There are those who believe that God created the world and then abandoned it -- sort of like a Powerful Watchmaker, who wound up the clock and then left it alone on the mantle.
But the Incarnation speaks of a very different kind of Father. He is not an impersonal, “leave-Me-alone” Father, but a Father very passionately involved in the lives of His children -- so involved He sent His Son to become man, live with us, and then die for us on the cross that we may be freed from the slavery sin, that we might be happy. Jesus gave us the beatitudes in the Sermon on the Mount to show us how to live happily (Matthew, chapter 5). Blessed means happy. Blessed/happy are the poor in spirit, those who mourn, the meek, those who hunger and thirst for goodness, the merciful, the clean of heart, the peacemakers, and yes, the persecuted.
Who was present at the Birth of the God-man Jesus is also very telling.
God was so excited about what He’d done, He sent a host of angels to announce the birth of His Son to a group of lowly shepherds. The angels brought “good news.” “For today in the city of David a savior has been born for you who is Messiah and Lord. . . . Glory to God in the highest and on earth peace to those on whom his favor rests.” (Luke 2:10-14)
The shepherds got excited also, and decided to go see this wondrous thing that took place in Bethlehem, and when they saw Mary, Joseph and the child, they became the first evangelists. They revealed the message they had received about the child. All who heard were awed.
From this story, some may conclude God only cares about the poor.
But the rich also came and worshiped the little God man child.
Three kings from out of the East came to worship Jesus.
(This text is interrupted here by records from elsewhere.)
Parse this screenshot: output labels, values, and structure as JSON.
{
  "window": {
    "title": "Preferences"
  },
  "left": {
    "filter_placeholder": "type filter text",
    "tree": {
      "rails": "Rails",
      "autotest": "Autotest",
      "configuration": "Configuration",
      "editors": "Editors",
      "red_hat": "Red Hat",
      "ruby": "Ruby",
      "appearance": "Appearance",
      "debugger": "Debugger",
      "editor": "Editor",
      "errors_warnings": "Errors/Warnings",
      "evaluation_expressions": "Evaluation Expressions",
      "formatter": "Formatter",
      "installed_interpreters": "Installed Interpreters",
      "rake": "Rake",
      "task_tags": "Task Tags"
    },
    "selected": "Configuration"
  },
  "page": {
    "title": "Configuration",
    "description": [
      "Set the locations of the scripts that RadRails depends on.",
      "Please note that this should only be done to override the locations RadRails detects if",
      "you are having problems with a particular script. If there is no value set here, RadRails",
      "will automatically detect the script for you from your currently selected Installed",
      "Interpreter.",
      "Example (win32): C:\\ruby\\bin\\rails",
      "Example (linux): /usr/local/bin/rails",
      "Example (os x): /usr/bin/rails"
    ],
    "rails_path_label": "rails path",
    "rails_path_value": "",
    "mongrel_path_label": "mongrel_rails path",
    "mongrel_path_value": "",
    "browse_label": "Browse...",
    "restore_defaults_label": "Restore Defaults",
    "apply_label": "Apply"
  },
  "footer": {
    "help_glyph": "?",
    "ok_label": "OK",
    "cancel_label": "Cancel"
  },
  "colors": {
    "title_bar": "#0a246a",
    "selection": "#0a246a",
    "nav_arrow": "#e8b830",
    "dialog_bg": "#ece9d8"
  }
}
How did they know that a great ruler had been born among them? They were awake. They were looking for the signs. And they saw His star at its rising. “Where is the newborn King of the Jews?” they asked.
So we may also ask the same question this Christmas, and find ourselves standing at the feet of Mary and Joseph, marveling with the shepherds and asking, “What Child is This?”
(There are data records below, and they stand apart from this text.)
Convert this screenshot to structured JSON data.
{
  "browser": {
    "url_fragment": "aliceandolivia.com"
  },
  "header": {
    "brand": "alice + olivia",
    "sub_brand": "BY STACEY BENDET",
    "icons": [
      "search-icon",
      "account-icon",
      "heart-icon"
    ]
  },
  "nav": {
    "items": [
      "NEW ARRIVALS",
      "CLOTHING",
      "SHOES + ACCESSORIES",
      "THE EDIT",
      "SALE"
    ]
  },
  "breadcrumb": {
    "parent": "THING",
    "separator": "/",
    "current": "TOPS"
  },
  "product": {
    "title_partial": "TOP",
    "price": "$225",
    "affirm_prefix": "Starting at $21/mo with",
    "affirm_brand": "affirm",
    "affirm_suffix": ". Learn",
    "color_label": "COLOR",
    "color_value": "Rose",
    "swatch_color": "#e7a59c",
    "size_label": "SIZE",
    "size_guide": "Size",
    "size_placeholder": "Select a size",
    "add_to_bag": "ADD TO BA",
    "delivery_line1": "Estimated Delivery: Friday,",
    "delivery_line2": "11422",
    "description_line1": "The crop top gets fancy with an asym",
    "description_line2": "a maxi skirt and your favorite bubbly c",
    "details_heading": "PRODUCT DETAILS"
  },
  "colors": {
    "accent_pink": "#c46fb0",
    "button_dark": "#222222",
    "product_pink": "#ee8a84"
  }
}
But just as today, millions of unborn children and many elderly are crushed beneath the “pro-choice” philosophy of convenience and I-have-the-power-so-I-can-kill-who-I-want, so also the Birth of the Savior of the world unleashed a terrible persecution. King Herod knew he was not the rightful heir to the throne of David, and he feared that the child born in Bethlehem was this king. So when the Magi failed to return and tell him where to find Jesus, he ordered the death of all boys in Bethlehem age two and under. Jesus escaped into Egypt when his faithful father Joseph received a warning in a dream. But all the other baby boys in Bethlehem – the Holy Innocents -- were slaughtered: “A voice was heard in Ramah, sobbing and loud lamentation; Rachel weeping for her children and she would not be consoled since they were no more.” (Matt. 2:18)
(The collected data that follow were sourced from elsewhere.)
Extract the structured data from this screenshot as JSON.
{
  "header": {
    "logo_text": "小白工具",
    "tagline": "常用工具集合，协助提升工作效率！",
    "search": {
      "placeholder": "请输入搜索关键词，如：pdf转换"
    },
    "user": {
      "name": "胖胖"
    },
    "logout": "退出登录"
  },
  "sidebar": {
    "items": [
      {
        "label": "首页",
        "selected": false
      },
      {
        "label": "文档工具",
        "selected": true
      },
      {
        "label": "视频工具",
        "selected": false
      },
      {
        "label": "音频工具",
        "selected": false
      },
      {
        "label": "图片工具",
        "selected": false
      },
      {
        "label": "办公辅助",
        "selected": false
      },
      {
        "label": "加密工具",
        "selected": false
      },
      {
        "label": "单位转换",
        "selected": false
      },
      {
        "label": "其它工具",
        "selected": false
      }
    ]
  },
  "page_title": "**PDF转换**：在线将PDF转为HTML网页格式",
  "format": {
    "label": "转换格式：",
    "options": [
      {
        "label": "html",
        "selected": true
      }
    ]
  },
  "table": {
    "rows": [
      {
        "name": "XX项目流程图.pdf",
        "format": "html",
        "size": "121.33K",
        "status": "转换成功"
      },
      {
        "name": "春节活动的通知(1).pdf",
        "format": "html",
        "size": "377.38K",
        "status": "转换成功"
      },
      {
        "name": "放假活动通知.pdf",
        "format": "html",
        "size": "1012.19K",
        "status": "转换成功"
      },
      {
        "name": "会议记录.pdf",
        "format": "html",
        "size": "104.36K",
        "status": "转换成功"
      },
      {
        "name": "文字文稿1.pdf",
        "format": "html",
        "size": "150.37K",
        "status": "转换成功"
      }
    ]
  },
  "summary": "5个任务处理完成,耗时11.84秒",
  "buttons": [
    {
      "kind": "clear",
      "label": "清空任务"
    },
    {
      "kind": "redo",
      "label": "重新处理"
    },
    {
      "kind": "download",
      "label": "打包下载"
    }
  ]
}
So many women, who have been deceived by the mores of our culture and made to have an abortion, bitterly weep for their children once they realize what they have done.
So we stand on the eve of Christmas about to make a terrible mistake in passing a health care reform bill that will again unleash a murderous attack on our children and our elderly. The Democrats who stood against this bill and proclaimed their firm resolve to stand for human life are apparently abandoning our children and elderly for the price of some trifling benefits for their states.
But we know that such people -- like King Herod -- have lived side by side with the faithful many times before throughout history. And yet in the midst of persecution and terror, the shepherds and the kings managed to find their happiness in the tiny arms of the Infant Jesus Christ.
And perhaps there, some of us may be called to help supply the lamb for the sacrifice.